A RIVER OF WHITE FACES
One evening late in January, a 21-year-old named Peter Dut led his two teenage brothers through the brightly lighted corridors of the Minneapolis airport, trying to mask his confusion. Two days before, they had encountered their first light switch and tried their first set of stairs. An aid worker in Nairobi had demonstrated the flush toilet to them -- also the seat belt, the shoelace, the fork. And now they found themselves alone in Minneapolis, three bone-thin African boys confronted by a swirling river of white faces and rolling suitcases, blinking television screens and telephones that rang, inexplicably, from the inside of people's pockets".
From the New York Times

FRUIT SANDWICH
"
James Deng has discovered sandwiches. His favorite? The one filled "with fruit", said the refugee from Sudan. Deng’s face showed his frustration when his new friends in this new land didn’t understand him.

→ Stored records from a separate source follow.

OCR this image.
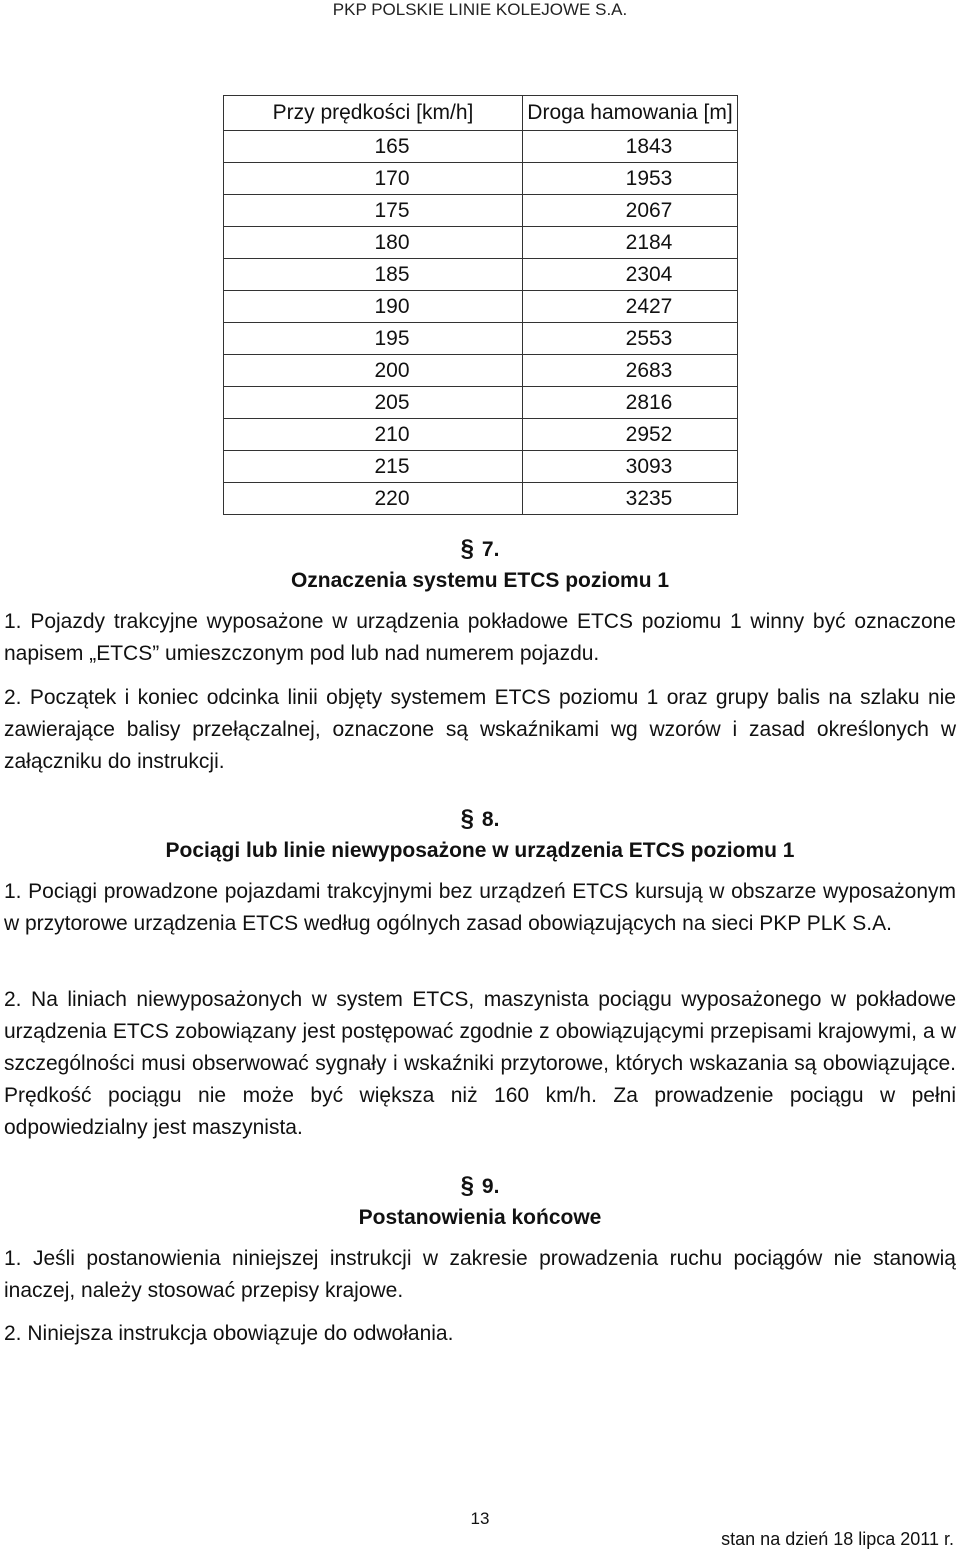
PKP POLSKIE LINIE KOLEJOWE S.A.
Przy prędkości [km/h]	Droga hamowania [m]
165	1843
170	1953
175	2067
180	2184
185	2304
190	2427
195	2553
200	2683
205	2816
210	2952
215	3093
220	3235
§ 7.
Oznaczenia systemu ETCS poziomu 1
1. Pojazdy trakcyjne wyposażone w urządzenia pokładowe ETCS poziomu 1 winny być oznaczone napisem „ETCS” umieszczonym pod lub nad numerem pojazdu.
2. Początek i koniec odcinka linii objęty systemem ETCS poziomu 1 oraz grupy balis na szlaku nie zawierające balisy przełączalnej, oznaczone są wskaźnikami wg wzorów i zasad określonych w załączniku do instrukcji.
§ 8.
Pociągi lub linie niewyposażone w urządzenia ETCS poziomu 1
1. Pociągi prowadzone pojazdami trakcyjnymi bez urządzeń ETCS kursują w obszarze wyposażonym w przytorowe urządzenia ETCS według ogólnych zasad obowiązujących na sieci PKP PLK S.A.
2. Na liniach niewyposażonych w system ETCS, maszynista pociągu wyposażonego w pokładowe urządzenia ETCS zobowiązany jest postępować zgodnie z obowiązującymi przepisami krajowymi, a w szczególności musi obserwować sygnały i wskaźniki przytorowe, których wskazania są obowiązujące. Prędkość pociągu nie może być większa niż 160 km/h. Za prowadzenie pociągu w pełni odpowiedzialny jest maszynista.
§ 9.
Postanowienia końcowe
1. Jeśli postanowienia niniejszej instrukcji w zakresie prowadzenia ruchu pociągów nie stanowią inaczej, należy stosować przepisy krajowe.
2. Niniejsza instrukcja obowiązuje do odwołania.
13
stan na dzień 18 lipca 2011 r.
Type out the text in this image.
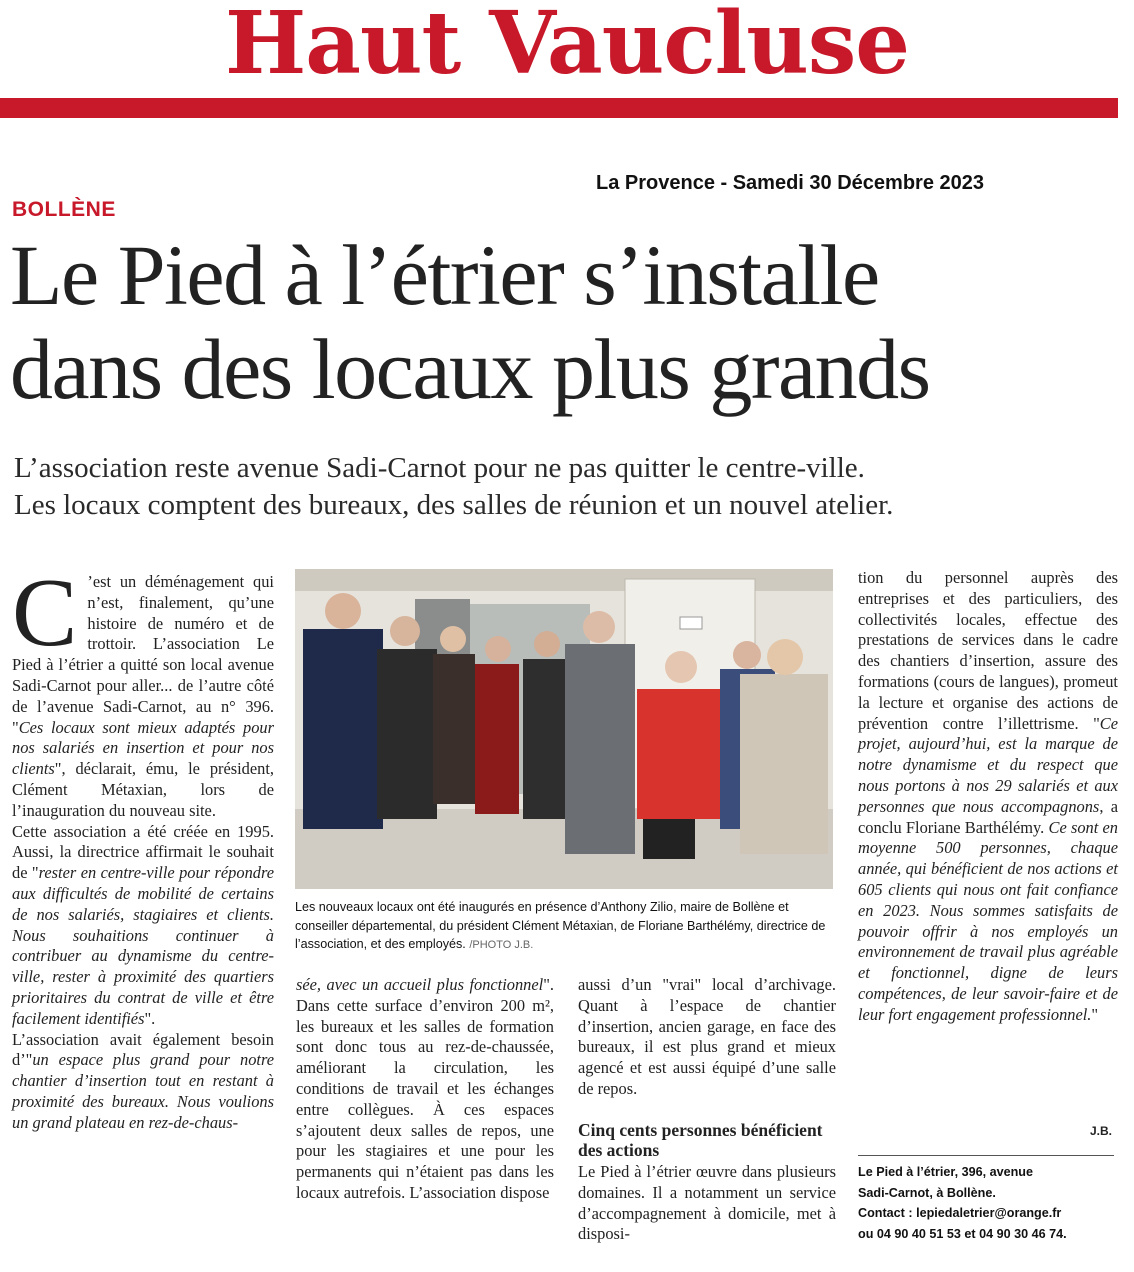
Haut Vaucluse
La Provence - Samedi 30 Décembre 2023
BOLLÈNE
Le Pied à l’étrier s’installe
dans des locaux plus grands
L’association reste avenue Sadi-Carnot pour ne pas quitter le centre-ville.
Les locaux comptent des bureaux, des salles de réunion et un nouvel atelier.

C ’est un déménagement qui n’est, finalement, qu’une histoire de numéro et de trottoir. L’association Le Pied à l’étrier a quitté son local avenue Sadi-Carnot pour aller... de l’autre côté de l’avenue Sadi-Carnot, au n° 396. "Ces locaux sont mieux adaptés pour nos salariés en insertion et pour nos clients", déclarait, ému, le président, Clément Métaxian, lors de l’inauguration du nouveau site.

Cette association a été créée en 1995. Aussi, la directrice affirmait le souhait de "rester en centre-ville pour répondre aux difficultés de mobilité de certains de nos salariés, stagiaires et clients. Nous souhaitions continuer à contribuer au dynamisme du centre-ville, rester à proximité des quartiers prioritaires du contrat de ville et être facilement identifiés".

L’association avait également besoin d’"un espace plus grand pour notre chantier d’insertion tout en restant à proximité des bureaux. Nous voulions un grand plateau en rez-de-chaus-

Les nouveaux locaux ont été inaugurés en présence d’Anthony Zilio, maire de Bollène et conseiller départemental, du président Clément Métaxian, de Floriane Barthélémy, directrice de l’association, et des employés. /PHOTO J.B.

sée, avec un accueil plus fonctionnel". Dans cette surface d’environ 200 m², les bureaux et les salles de formation sont donc tous au rez-de-chaussée, améliorant la circulation, les conditions de travail et les échanges entre collègues. À ces espaces s’ajoutent deux salles de repos, une pour les stagiaires et une pour les permanents qui n’étaient pas dans les locaux autrefois. L’association dispose

aussi d’un "vrai" local d’archivage. Quant à l’espace de chantier d’insertion, ancien garage, en face des bureaux, il est plus grand et mieux agencé et est aussi équipé d’une salle de repos.

Cinq cents personnes bénéficient des actions

Le Pied à l’étrier œuvre dans plusieurs domaines. Il a notamment un service d’accompagnement à domicile, met à disposi-

tion du personnel auprès des entreprises et des particuliers, des collectivités locales, effectue des prestations de services dans le cadre des chantiers d’insertion, assure des formations (cours de langues), promeut la lecture et organise des actions de prévention contre l’illettrisme. "Ce projet, aujourd’hui, est la marque de notre dynamisme et du respect que nous portons à nos 29 salariés et aux personnes que nous accompagnons, a conclu Floriane Barthélémy. Ce sont en moyenne 500 personnes, chaque année, qui bénéficient de nos actions et 605 clients qui nous ont fait confiance en 2023. Nous sommes satisfaits de pouvoir offrir à nos employés un environnement de travail plus agréable et fonctionnel, digne de leurs compétences, de leur savoir-faire et de leur fort engagement professionnel."

J.B.
Le Pied à l’étrier, 396, avenue
Sadi-Carnot, à Bollène.
Contact : lepiedaletrier@orange.fr
ou 04 90 40 51 53 et 04 90 30 46 74.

But he broke out into smiles when Seth Benevento - the community worker - finally figured out Deng wasn’t putting slices of peaches or bananas between two pieces of bread but simply describing a jelly sandwich".
From San Jose Mercury News

THE LAND OF OPEN DOORS
Shopping in the U.S."When one of the refugees, Wieu Garang, makes his first visit to the grocery store, he is amazed by the automatic doors. "I have not been to where there is electronic houses that when you get into the house, the house opens itself", Wieu says. "This is one of the confusions". Gazing around in wonder, Wieu stops and asks, "Does one man own all this food or does the goverment?".
From CNN.com

MAYBE THE JOURNALIST SHOULD PULL OUT A MAP OF AFRICA
"
Instead of playing video games and listening to the latest hit songs, the tall, rail-thin young men from South Africa’s largest nation recently sang hymns in their native Dinka language...".
From San Jose Mercury News

TOO MUCH OF A GOOD THING
"
Things in the kitchen are pretty daunting for them ... They had never seen a refrigerator before," said Ita Fischer, who taught them a variety of skills from using a stove to washing clothes. "There was some food in the fridge that had gone moldy and I showed that to them and told them if they see that to throw it out. They had never seen food go bad."

"What stymied them was the can opener. It took four cans to open one," she added.